Consumer confidence 'nudging up'

There was a clear division in consumer confidence emerging on either side of the Tasman, ANZ chief economist Cameron Bagrie said yesterday.

New Zealand's trend had been from strong to stronger while Australia's had been the reverse.

Mr Bagrie was commenting on the latest ANZ-Roy Morgan Consumer Confidence Index, which has confidence ''nudging up'' in April to 128.8 from 126.6 in March.

Stripping out seasonal impacts, the index showed a one point lift.

''That's trivial but it's really about holding on to levels of elevation.''

Consumers should feel cheerful, he said.

House prices kept rising, employment was on the way up, interest rates were low, a high dollar made imported products cheaper and Gold Coast holidays were now cheaper with the the kiwi and Australian dollar close to parity.
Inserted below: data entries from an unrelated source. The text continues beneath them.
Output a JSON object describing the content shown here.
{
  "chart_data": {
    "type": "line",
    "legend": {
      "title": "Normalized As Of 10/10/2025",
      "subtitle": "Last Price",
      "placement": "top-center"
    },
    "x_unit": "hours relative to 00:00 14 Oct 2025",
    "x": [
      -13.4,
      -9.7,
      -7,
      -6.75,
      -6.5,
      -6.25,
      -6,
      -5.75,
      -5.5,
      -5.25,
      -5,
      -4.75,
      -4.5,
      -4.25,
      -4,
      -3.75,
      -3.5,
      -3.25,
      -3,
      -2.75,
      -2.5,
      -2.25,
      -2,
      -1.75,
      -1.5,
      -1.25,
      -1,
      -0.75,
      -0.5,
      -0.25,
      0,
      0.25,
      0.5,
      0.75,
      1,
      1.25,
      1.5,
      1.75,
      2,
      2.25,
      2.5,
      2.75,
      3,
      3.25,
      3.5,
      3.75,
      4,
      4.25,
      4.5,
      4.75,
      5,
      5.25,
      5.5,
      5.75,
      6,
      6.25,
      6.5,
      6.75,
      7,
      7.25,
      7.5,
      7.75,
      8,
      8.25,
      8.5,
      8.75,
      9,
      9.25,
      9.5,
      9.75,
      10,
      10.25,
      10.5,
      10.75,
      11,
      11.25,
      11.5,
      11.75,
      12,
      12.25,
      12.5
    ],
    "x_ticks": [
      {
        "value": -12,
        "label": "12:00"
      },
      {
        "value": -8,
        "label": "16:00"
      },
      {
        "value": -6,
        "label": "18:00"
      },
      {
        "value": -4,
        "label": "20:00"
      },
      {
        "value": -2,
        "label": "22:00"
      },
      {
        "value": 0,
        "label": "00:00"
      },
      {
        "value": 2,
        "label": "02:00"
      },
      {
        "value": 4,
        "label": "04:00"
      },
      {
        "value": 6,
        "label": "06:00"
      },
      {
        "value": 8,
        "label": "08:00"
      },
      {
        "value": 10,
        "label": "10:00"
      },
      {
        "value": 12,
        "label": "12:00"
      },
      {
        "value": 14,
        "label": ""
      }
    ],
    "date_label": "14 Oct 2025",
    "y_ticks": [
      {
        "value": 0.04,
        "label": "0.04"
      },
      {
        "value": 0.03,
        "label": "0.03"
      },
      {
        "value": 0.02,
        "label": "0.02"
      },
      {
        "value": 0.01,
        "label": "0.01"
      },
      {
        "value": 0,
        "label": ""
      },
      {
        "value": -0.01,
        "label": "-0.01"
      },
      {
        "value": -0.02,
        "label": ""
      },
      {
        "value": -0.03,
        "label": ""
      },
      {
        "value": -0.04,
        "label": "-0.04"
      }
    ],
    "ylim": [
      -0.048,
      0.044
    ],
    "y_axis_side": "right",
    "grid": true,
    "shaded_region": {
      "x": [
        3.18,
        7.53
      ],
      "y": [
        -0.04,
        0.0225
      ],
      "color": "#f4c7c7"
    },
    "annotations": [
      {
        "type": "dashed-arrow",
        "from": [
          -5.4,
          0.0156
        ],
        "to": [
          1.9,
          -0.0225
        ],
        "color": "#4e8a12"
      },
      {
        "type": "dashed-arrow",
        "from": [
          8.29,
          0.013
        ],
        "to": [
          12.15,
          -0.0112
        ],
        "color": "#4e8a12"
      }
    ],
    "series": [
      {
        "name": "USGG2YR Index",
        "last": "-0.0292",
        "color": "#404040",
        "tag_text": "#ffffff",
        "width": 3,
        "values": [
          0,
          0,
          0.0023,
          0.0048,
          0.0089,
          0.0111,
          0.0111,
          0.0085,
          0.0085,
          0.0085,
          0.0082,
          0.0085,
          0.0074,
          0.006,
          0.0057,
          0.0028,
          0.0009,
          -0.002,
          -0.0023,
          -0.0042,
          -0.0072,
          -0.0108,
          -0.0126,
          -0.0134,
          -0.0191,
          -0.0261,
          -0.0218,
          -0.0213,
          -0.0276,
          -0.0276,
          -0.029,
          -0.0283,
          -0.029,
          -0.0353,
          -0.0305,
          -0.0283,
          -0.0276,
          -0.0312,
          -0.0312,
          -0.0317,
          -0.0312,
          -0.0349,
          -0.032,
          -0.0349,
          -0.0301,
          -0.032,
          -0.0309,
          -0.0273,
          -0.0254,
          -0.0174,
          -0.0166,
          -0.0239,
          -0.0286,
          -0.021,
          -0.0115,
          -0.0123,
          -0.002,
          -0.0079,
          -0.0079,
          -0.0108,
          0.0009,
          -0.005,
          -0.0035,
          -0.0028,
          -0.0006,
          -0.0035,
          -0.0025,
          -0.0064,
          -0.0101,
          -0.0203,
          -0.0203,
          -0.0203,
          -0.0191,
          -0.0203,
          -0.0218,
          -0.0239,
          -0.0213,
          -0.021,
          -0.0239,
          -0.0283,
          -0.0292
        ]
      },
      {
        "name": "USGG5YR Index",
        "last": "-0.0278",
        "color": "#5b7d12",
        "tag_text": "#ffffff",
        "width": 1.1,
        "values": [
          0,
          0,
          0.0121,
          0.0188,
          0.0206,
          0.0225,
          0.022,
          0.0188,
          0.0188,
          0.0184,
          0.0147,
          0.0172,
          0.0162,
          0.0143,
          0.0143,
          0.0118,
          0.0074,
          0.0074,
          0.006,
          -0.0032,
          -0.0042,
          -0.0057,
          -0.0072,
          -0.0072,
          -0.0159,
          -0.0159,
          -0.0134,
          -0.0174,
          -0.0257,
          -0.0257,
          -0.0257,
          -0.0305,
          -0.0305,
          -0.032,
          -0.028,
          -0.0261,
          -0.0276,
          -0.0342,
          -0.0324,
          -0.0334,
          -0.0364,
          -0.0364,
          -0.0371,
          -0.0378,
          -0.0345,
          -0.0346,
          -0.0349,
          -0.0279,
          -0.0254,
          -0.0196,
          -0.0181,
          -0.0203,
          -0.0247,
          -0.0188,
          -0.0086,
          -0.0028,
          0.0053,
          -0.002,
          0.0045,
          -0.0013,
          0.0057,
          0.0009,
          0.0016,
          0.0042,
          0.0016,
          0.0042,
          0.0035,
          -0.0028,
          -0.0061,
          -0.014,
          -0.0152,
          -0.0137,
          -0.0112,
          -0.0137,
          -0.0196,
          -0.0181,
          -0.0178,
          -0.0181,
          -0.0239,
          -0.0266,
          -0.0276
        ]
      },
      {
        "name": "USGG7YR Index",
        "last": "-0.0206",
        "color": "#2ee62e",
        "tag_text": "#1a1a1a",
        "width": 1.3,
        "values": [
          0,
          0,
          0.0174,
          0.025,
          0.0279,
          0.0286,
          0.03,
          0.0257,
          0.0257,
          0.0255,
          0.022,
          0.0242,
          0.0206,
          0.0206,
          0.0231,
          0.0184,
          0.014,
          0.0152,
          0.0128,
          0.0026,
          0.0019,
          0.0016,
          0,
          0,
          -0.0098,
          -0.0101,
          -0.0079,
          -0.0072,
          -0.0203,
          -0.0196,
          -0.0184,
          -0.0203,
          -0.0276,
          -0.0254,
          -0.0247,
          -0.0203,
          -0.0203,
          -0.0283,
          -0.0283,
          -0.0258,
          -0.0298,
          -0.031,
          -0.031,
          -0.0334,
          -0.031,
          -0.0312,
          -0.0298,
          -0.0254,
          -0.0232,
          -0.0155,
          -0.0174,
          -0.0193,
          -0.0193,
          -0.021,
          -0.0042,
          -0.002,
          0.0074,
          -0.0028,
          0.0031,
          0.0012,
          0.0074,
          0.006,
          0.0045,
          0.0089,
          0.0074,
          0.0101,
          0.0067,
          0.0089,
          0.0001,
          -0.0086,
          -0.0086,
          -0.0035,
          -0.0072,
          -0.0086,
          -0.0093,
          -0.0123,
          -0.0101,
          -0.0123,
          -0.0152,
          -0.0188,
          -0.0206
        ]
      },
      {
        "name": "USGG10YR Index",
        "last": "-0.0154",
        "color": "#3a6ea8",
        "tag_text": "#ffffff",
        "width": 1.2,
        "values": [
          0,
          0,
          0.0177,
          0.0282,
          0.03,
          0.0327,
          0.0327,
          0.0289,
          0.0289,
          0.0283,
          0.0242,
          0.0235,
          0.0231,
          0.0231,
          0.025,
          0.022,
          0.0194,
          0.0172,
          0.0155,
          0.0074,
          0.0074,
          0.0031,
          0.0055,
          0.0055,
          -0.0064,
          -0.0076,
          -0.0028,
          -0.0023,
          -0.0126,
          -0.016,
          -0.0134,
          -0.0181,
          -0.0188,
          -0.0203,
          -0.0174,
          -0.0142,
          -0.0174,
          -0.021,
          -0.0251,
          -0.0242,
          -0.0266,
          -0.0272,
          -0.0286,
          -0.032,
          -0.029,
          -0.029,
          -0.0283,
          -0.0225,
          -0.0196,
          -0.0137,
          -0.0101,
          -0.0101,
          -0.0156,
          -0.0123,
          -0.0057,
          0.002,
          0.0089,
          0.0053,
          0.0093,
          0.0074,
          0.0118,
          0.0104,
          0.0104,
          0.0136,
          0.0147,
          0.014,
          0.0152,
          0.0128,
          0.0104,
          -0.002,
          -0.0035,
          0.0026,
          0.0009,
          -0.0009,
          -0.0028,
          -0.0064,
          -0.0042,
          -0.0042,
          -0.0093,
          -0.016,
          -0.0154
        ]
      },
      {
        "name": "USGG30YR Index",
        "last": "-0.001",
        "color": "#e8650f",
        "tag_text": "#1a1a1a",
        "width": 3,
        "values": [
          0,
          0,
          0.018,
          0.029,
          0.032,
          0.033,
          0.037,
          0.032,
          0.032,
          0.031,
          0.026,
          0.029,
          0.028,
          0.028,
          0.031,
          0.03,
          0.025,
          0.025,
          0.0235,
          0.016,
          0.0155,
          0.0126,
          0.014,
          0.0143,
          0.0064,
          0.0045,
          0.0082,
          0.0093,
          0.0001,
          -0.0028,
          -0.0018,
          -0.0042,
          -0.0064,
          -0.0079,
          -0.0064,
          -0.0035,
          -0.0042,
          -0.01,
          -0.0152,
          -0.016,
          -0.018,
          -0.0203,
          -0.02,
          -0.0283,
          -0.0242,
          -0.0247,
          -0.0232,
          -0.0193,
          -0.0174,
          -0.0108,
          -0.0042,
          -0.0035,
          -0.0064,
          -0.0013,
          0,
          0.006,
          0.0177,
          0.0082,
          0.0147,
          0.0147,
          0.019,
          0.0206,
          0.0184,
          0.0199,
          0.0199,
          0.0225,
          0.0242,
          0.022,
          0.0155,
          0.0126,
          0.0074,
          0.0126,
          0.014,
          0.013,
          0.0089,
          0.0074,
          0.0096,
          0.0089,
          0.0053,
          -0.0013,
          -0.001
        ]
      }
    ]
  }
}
The economy remained on track for 3% real economic growth over the year ahead.

That sort of growth was more than enough to keep the economic wheels turning, employment rising and wage gains accruing.

Success could breed more success and the feel-good factor, Mr Bagrie said.

Potential spoilers included the ''stratospheric'' New Zealand dollar and low dairy payout undermining incomes, a potential macro-prudential response to calm Auckland's property exuberance and the normal hand-wringing over the global scene.

Across the survey, inflation nuances were heading in contrasting directions, he said.

General consumer price inflation expectations eased from 3.1% to 2.8%, still well above the middle of the Reserve Bank's 1% to 3% target but such surveys tended to have a positive bias.

Importantly, the result was the lowest in the survey's history and the directional signal was as important as the level itself.

However, house price expectations remained elevated at 5%.